Current law says that a company’s register and index of members’ names should be available for inspection by any member of the company free of charge and by any other person for a fee, as long as they disclose the purpose for which they are serving. using the information.
I guess you don’t want your friends or family to find out what you own. You also don’t want to be targeted by marketing from other companies who want you to become a shareholder as well. Even worse, you may worry that charlatans will get their hands on shareholder email addresses (many of them are elderly) and scam them.
ShareSoc says the risks are the same whether the data is held by the share registry or a broker or platform, and the GDPR is also there to protect shareholders. “Share registers are kept tight these days, probably too tight, but privacy is essential. Only a legitimate purpose can be used to request data from a registrar about shareholders,” said Amit Vedhara, director of ShareSoc.
If you provide a home address, people are less likely to be scammed than via emails. Perhaps there is a middle ground: shareholders might say that they only want to be contacted in certain circumstances. I’m sure there are solutions to provide reassurance.
And I am open to the change because of other compelling arguments.
Without your name on the register, if something goes wrong with the nominee, for example a technical glitch or fraud, you may be vulnerable. It also prevents nominees from potentially making a profit on your shares that you don’t know about, for example when lending shares.
There’s also the issue of intermediary services taking their share of the pie to liaise between companies and their private shareholders about voting and AGMs – we don’t want more from them as costs are inevitably incurred and passed on.
Aside from possible regulatory reforms, the most important change needed to help smaller shareholders engage with companies about voting and AGMs is for UK listed groups to use plain English. Voting resolutions usually use sentences of 100 or 200 words while being riddled with jargon. The term “pre-emption right” often confuses retail investors. These protect a shareholder against loss of voting rights as more shares are issued.
I find it strange that better communication is not mentioned in the petition.
In terms of communications, listed companies have been largely left to their own devices, albeit with some good initiatives slowly making progress.

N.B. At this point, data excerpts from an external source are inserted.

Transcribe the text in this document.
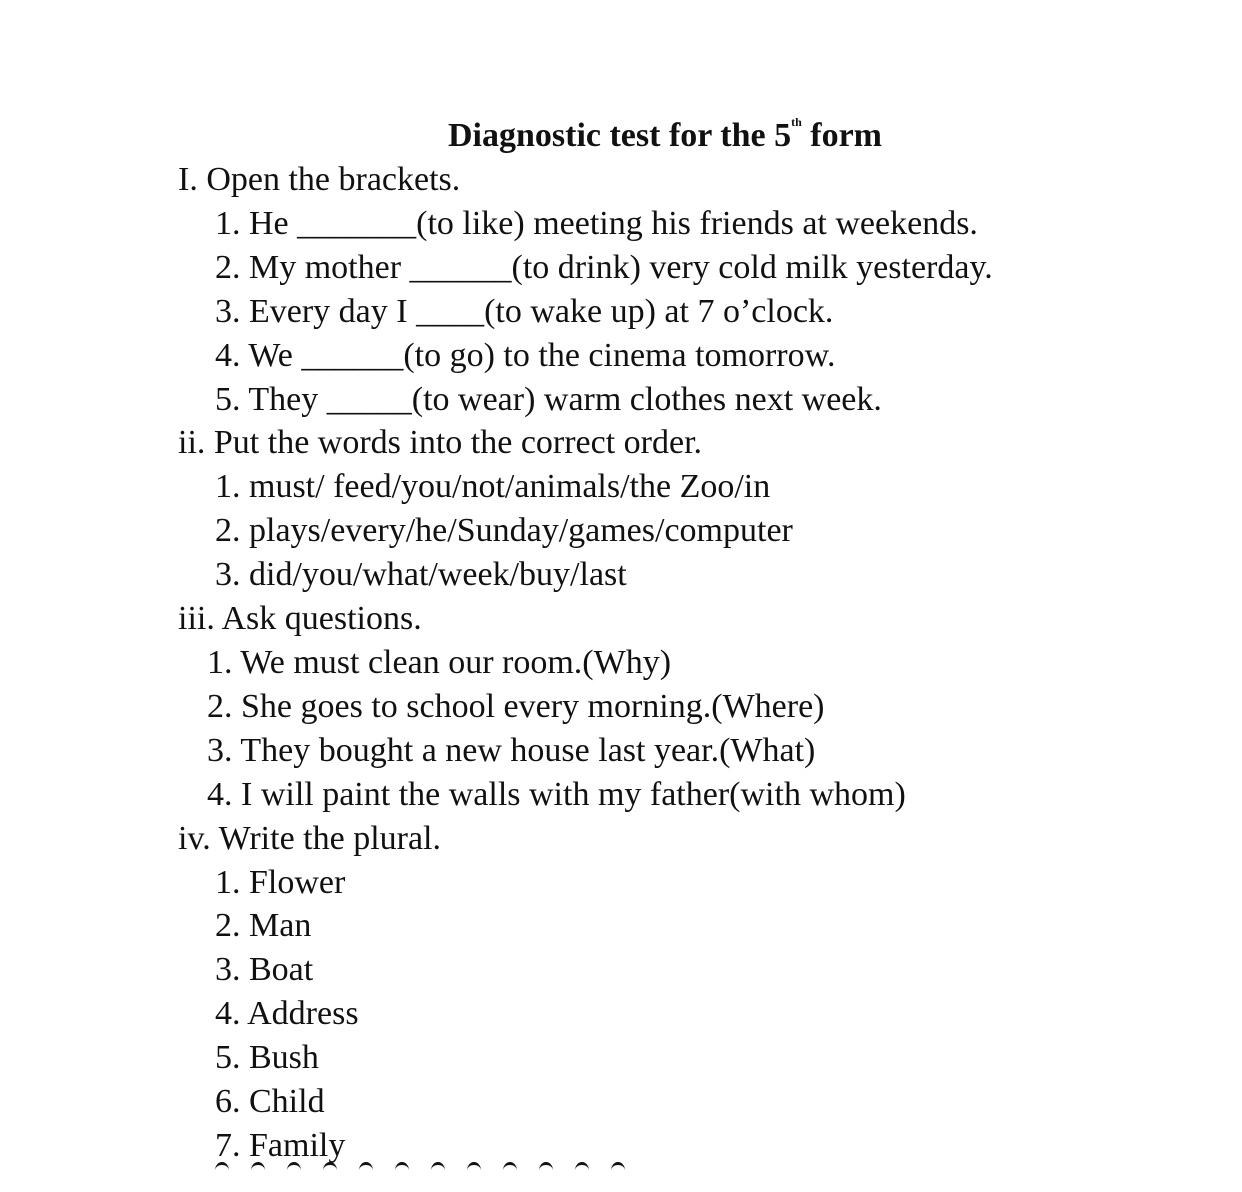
Diagnostic test for the 5th form
I. Open the brackets.
1. He _______(to like) meeting his friends at weekends.
2. My mother ______(to drink) very cold milk yesterday.
3. Every day I ____(to wake up) at 7 o’clock.
4. We ______(to go) to the cinema tomorrow.
5. They _____(to wear) warm clothes next week.
ii. Put the words into the correct order.
1. must/ feed/you/not/animals/the Zoo/in
2. plays/every/he/Sunday/games/computer
3. did/you/what/week/buy/last
iii. Ask questions.
1. We must clean our room.(Why)
2. She goes to school every morning.(Where)
3. They bought a new house last year.(What)
4. I will paint the walls with my father(with whom)
iv. Write the plural.
1. Flower
2. Man
3. Boat
4. Address
5. Bush
6. Child
7. Family
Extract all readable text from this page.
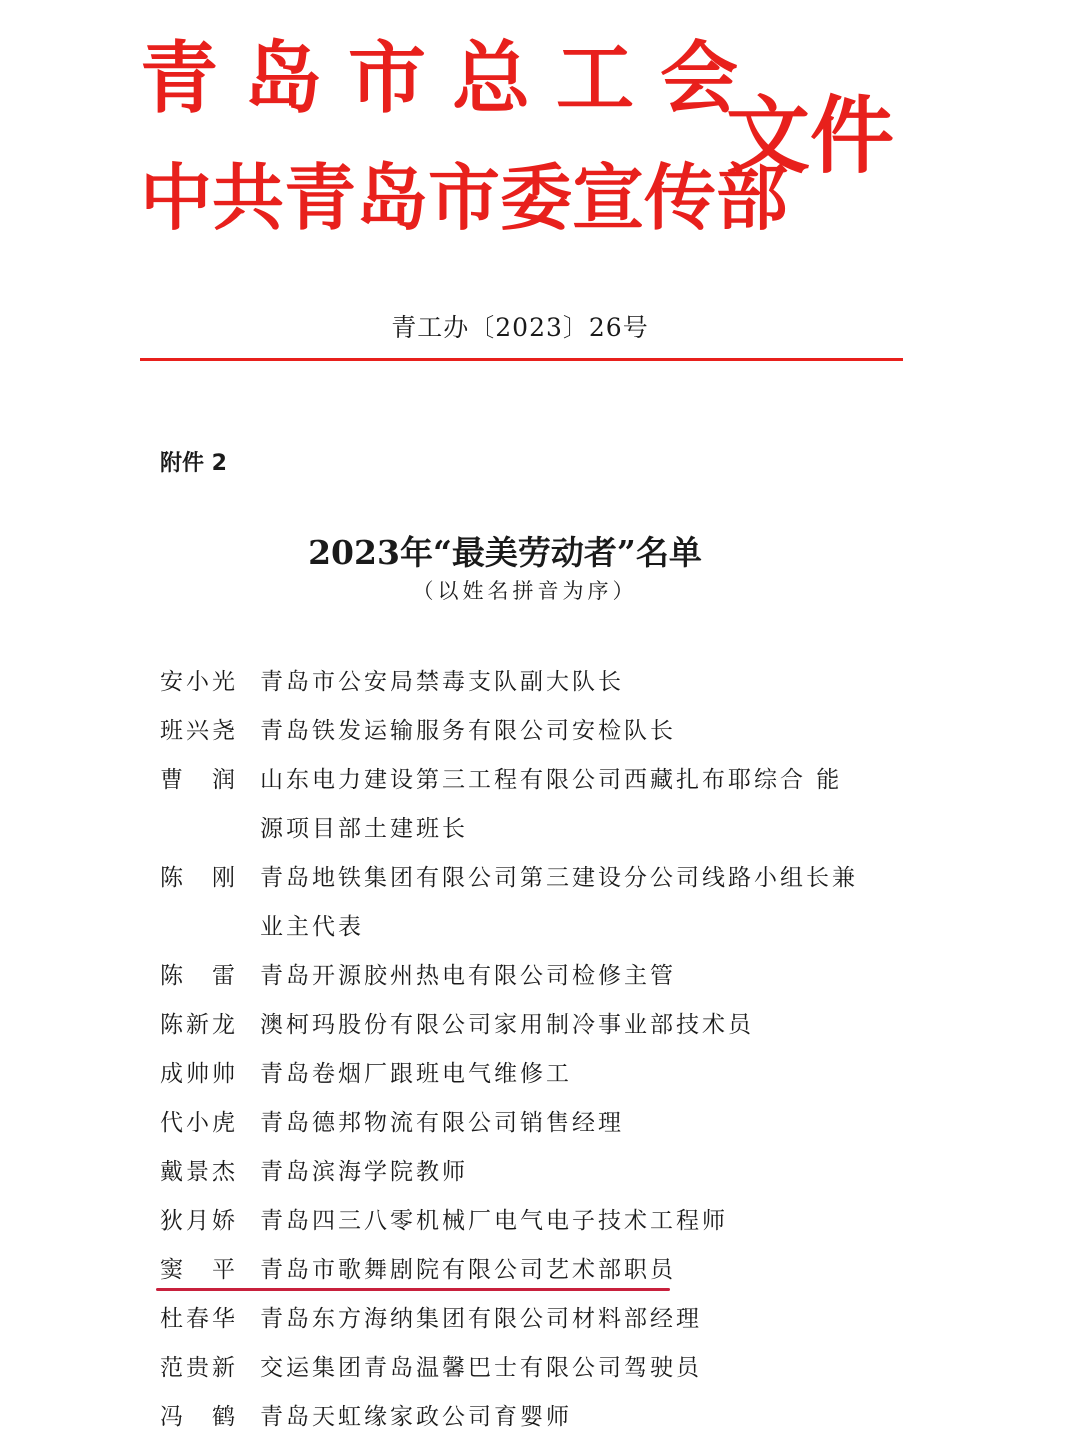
青岛市总工会
中共青岛市委宣传部
文件
青工办〔2023〕26号
附件 2
2023年“最美劳动者”名单
（以姓名拼音为序）
安小光 青岛市公安局禁毒支队副大队长
班兴尧 青岛铁发运输服务有限公司安检队长
曹　润 山东电力建设第三工程有限公司西藏扎布耶综合 能源项目部土建班长
陈　刚 青岛地铁集团有限公司第三建设分公司线路小组长兼业主代表
陈　雷 青岛开源胶州热电有限公司检修主管
陈新龙 澳柯玛股份有限公司家用制冷事业部技术员
成帅帅 青岛卷烟厂跟班电气维修工
代小虎 青岛德邦物流有限公司销售经理
戴景杰 青岛滨海学院教师
狄月娇 青岛四三八零机械厂电气电子技术工程师
窦　平 青岛市歌舞剧院有限公司艺术部职员
杜春华 青岛东方海纳集团有限公司材料部经理
范贵新 交运集团青岛温馨巴士有限公司驾驶员
冯　鹤 青岛天虹缘家政公司育婴师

For example, the Association of Investment Companies has been promoting good communication with shareholders in the investment fund sector for years by means of a number of annual awards.
Interactive Investor, an investment platform that has fostered shareholder engagement with its clients, also highlights corporate shareholder communication. It is launching a ‘good practice’ benchmarking scorecard for FTSE 100 companies and the top 20 investment funds, created with financial services consultancy de Lang Cat, and peer-reviewed for relevance and fairness. I am curious about the first results of the scorecard.
But we need the regulator to join this march. The US Securities and Exchange Commission provides guidelines for publicly traded companies to communicate in clear English. Surely it is easy for the UK regulator to replicate this?
The foreword to the American guide is written by Warren Buffett, who says: “For more than 40 years I have studied the documents that public companies file. Too often I have been unable to decipher exactly what was being said or, worse still, I have had to conclude that nothing was being said.”
Investors have become accustomed to poor communication. We deserve better. And maybe I and other shareholders would have signed the petition sooner if it had led to this issue.